The division of the company responsible for rejuvenating the brand’s most long-lived vehicles has recently completed the tailor-made restoration of a Jaguar XK 120 for the male model and enthusiast of the firm, David Gandy. The project needed 2,700 hours of work over 11 months to complete. The result is worthy of a museum, with a high degree of care for the smallest detail.
Its owner wanted the car to be ready to compete in events for automotive industry classics, such as the Jaguar Classic Challenge, so this issue takes as inspiration the specification of the original Jaguar XK 120 Lightweight. The feline house found an adequate base in 1954 in California, USA, sent it to its facilities in Warwickshire and began to work on it with the aim of retaining as many pieces. Jaguar Classic specialists painstakingly reconstructed the 3.4-liter inline six-cylinder engine for five and a half months, and applied a small performance improvement. Instead of developing the original 180 HP, now they are 225 HP. In addition, the chassis has been modified to support higher speeds and the exhaust system has been developed from scratch to accommodate two pipes instead of one.
The performance-focused modifications also include a new gearbox suitable for use on shorter circuits and runs between gears, disc brakes with four-piston calipers on the front axle (the rear ones are kept at the factory, restored drums) and fully adjustable shock absorbers.

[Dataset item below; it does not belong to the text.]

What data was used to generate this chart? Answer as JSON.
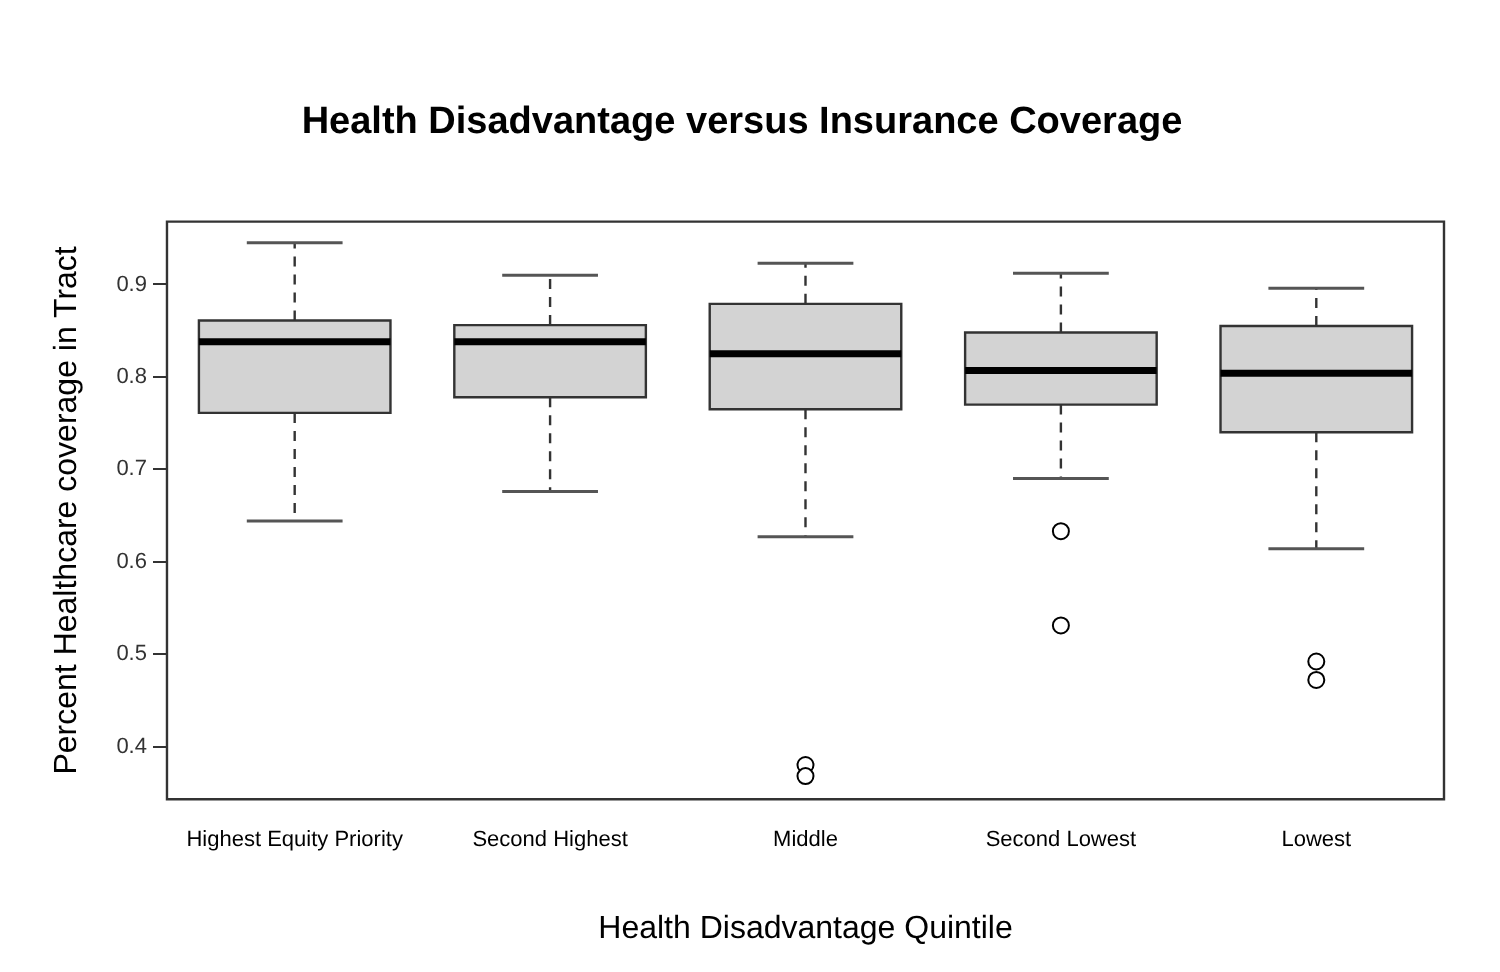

With a weight kept at bay, the driving experience has to be sublime. As for its aesthetics, this Jaguar XK 120 has been dyed in an elegant solid black. It took 13 liters of paint and four layers to achieve such a fascinating finish. The lid of the folding fuel tank is also inspired by the world of racing and the windshield has been replaced by a couple of screens.
Inside the welcome is given by an aged brown leather interior and custom-designed seats with aluminum backrests instead of the original fabric. The steering wheel is also a bit smaller – 381 mm – and the battery has been relocated (before the driver’s seat) to free some space from its owner, who is 1.88 m tall.